自由な競争を排除したことで新たなビジネスチャンスを求める新規参入業者も減った。競争によって切磋琢磨せっさたくますれば、新しいビジネスアイデアが生まれてくるというのは、小泉改革時代の10年でも明らかだった。価格を下げようとする業者がある一方で、新たなサービスで新規参入しようという試みもあった。その芽をつんだことがタクシー業界全体にとってプラスになったとは思えない。逆に魅力のない業界になり若者が働こうとなかなか思わない構造不況業種になってしまったのではないか。

ウーバーもグラブもない日本はまさにガラパゴス

新型コロナが明けて、インバウンドの外国人旅行客が増加してきたことで、日本のタクシーサービスへの不満が一気に爆発している。

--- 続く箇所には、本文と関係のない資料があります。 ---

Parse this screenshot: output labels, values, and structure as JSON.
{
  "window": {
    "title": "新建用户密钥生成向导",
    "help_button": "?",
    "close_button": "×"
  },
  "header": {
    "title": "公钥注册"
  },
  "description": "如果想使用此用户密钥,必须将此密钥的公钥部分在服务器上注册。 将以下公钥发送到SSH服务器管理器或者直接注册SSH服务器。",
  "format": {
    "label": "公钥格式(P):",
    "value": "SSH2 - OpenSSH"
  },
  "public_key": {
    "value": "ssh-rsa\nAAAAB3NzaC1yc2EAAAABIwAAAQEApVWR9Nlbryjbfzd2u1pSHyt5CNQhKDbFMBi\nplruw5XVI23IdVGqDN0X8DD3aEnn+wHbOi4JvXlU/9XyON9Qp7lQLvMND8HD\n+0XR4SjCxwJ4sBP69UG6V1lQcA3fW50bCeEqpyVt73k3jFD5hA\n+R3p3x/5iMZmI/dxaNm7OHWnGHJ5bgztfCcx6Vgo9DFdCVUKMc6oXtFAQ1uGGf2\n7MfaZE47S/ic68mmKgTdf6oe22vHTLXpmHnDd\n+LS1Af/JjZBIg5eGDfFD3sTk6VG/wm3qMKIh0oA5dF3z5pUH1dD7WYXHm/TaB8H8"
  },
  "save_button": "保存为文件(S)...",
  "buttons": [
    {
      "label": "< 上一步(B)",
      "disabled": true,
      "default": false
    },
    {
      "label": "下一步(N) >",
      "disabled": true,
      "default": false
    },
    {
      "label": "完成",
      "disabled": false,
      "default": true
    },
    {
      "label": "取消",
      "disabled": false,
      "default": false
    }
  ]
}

配車アプリで呼んでも捕まらず、いつ来るか分からないタクシー乗り場で待たざるを得ない。配車アプリで呼ぶ人が増えれば、ますますタクシー乗り場にやってくるタクシーが減るという悪循環になっている。

海外からの旅行者は日本のガラパゴスぶりにほとほと呆れている。東南アジアで普及している「Grab(グラブ)」などのアプリでは、事前に登録した行き先に黙っていても連れて行ってくれ、申し込み時に示された料金が登録したクレジットカードから引き落とされる。やってくる車はタクシーも、個人の乗用車も選ぶことができる。もはやライドシェアは世界の多くの国々で使われている共通インフラなのだが、先進国であるはずの日本に行くとひと昔前の発展途上国で苦労した運転手とのコミュニケーションが待ち構えている。ウーバーもグラブもない日本はまさにガラパゴスなのだ。

岸田首相は既得権者と国民のどちらを向いているのか

「国民が岸田政権に対し、もうひとつ物足りないと感じているのは、スピード感ではないでしょうか」

10月25日の参議院本会議での代表質問でこんな苦言を呈したのは野党議員ではなく、自民党世耕弘成議員だった。何が遅い、と言ったのか。2つ目の具体例としてこう述べた。

「各地でタクシー不足、バス不足が顕在化し、地方おける生活・観光が破綻しかかっています。ライドシェアについてもいつまでも議論するのではなく、期限を切ったスピード感を持って関係者の調整を行い、腹をくくって、実現しなければなりません」

もちろん、タクシー業界は「安全・安心」を盾に反対の声を上げている。客をいくら待たせても、車に乗せなければ安全であることは間違いないが、タクシー業界の利益のために国民の生活が破綻し、旅行者の不評を買っても致し方ないと言うのだろうか。果たして岸田首相は腹を括って解禁を決められるのか。既得権者と国民のどちらを向いている政治家なのかが問われることになるだろう。